Ma Vie

Jika air mata tak cukup lagi menceritakan derita, maka Teriaklah !! Atau tikamlah kata-kata, lalu kumpulkan cecerannya ke dalam kertas-kertas. Biarkan angin berhembus menerbangkannya dan alam raya membacanya , agar ikut berbela sungkawa atas meninggalnya sebuah cerita cinta .

Ma photo
Nom :
Lieu : Jakarta, Selatan, Indonesia

Je suis la belle femme dans sans regret et j'adore les beau hommes :))

lundi, février 06, 2006

Manusia Seperti Dewa (...???)

2006.02.06 ; 12.47

"Ga ada manusia yang seperti Dewa!!!"

Kalimat itu entah kenapa belakangan ini terus terngiang dan berputar-putar di kepala gw. Gw percaya kok. Tapi waktu itu gw percaya karena menurut keyakinan gw, dewa itu emang ga ada.
Kalo dia gak harus duduk disana sebagai pembela, apakah kalimat itu tetap akan terucap...??

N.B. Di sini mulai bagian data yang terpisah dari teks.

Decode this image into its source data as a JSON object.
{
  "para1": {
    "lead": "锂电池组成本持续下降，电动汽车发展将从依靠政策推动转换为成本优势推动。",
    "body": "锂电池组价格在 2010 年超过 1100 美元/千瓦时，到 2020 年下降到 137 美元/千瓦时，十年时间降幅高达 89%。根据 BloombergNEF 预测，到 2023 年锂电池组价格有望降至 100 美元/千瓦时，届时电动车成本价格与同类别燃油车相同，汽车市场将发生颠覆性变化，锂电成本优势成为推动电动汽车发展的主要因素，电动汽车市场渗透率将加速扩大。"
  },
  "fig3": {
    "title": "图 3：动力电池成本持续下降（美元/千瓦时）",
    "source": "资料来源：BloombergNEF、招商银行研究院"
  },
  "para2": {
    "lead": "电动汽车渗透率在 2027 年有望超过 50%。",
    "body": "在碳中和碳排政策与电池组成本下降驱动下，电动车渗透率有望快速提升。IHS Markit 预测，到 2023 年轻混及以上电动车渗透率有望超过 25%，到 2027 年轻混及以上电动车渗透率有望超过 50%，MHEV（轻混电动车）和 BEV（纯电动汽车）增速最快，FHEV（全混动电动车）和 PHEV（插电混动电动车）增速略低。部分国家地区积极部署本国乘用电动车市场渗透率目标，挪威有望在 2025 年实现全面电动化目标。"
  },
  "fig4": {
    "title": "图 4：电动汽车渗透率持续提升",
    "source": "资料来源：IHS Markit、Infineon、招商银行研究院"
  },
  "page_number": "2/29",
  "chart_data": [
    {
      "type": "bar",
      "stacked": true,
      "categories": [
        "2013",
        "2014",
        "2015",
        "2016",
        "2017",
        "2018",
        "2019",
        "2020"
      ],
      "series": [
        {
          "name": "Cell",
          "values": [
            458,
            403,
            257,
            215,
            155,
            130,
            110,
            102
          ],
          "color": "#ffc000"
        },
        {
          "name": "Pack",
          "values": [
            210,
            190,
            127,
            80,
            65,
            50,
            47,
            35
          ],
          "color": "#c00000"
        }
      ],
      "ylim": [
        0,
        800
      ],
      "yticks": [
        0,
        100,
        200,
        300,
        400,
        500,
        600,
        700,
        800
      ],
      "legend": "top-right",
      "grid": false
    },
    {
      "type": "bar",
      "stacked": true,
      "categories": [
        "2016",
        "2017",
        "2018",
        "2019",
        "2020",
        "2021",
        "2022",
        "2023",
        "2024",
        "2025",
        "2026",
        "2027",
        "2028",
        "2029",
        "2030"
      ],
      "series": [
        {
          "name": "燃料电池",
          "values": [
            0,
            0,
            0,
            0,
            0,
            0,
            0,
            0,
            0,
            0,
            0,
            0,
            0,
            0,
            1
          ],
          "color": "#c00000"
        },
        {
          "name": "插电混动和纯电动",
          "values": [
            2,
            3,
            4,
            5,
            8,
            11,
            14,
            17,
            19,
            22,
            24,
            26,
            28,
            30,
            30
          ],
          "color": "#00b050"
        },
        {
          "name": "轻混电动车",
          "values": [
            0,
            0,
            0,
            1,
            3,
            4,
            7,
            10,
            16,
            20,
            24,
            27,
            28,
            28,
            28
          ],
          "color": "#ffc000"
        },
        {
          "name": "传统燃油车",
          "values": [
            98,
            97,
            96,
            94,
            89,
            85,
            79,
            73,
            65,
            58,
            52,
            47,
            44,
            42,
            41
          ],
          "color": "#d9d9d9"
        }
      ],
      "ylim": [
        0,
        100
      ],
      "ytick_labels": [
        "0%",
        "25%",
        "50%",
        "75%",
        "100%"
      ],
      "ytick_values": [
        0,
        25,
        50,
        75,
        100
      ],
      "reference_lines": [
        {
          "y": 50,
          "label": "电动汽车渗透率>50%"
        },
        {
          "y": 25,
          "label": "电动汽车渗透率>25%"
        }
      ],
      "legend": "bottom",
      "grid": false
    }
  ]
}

Setelah gw buat list, hanya satu kalimat 'slank' yang menurut gw lumayan tepat untuk menyederhanakan that magic words...yaitu bahwa "ketulusan emang gak pernah ada dalam kamus manusia normal di Jakarta".

Heiyyaaa...kok masih tetep nyelekit yah??--- Jakarta nich?!--- Nggg...Jakarta doeloe deeeh. Yang ngomong kan orang Jakarta, jadi mungkin----mungkiiiiiiinn looh...referensinya Jakarta's area doang.

Semua cinta harus berbalas, dan segala kebaikan idealnya mendapat reward. Namun sebaiknya latihlah dirimu untuk menghadapi harapan yang berakhir dengan kebohongan, dan jangan pernah berharap ga ada orang munafik di dunia ini. Yupe! Inti pemahaman yang wajib gw pelajari itu terbungkus rapi dalam satu ungkapan ajaib tadi. At least itu praduga... eeeh pascaduga gw yang tentunyaaaaaaa...sehubungan dengan rangkaian kejadian pencetus kalimat tadi. Hmm --- i c i c i c...yayaya...

Well, pelajararan tentang kejujuran yang menyakitkan.

Sebenarnya apa bener gak ada orang tulus di dunia ini? Yah, berhubung yang ngomong lebih tua, gw percaya aja jadinya… karena udah jelas dia yang lebih lama wara wiri di dunia ketimbang gw... Tapi apa iya gw sudah cukup dewasa untuk diberi kenyataan hidup yang seperti itu? Soalnya jangankan menghadapi salah satunya, mendengar poin2 tersebut aja rasanya nyesek!! Untungnya gw barusan banget denger 'yang begituan'. Soalnya kalo ngurang2in 5 tauuun aja dari usia gw sekarang, tanpa 'basic' yang kuat, gw yakin kalimat tersebut dapat menyuburkan akal picik dan melahirkan sifat pesimis dalam diri seorang victim of circumstances --like me, untuk kembali bertatapan dengan dunia.


Gw coba rekatkan potongan2 hati gw dengan kasih sayang yang tersisa. Tapi hati gw gak bisa utuh bak sediakala…ada beberapa cukilan yang hilang, termakan oleh sekelumit ungkapan tadi.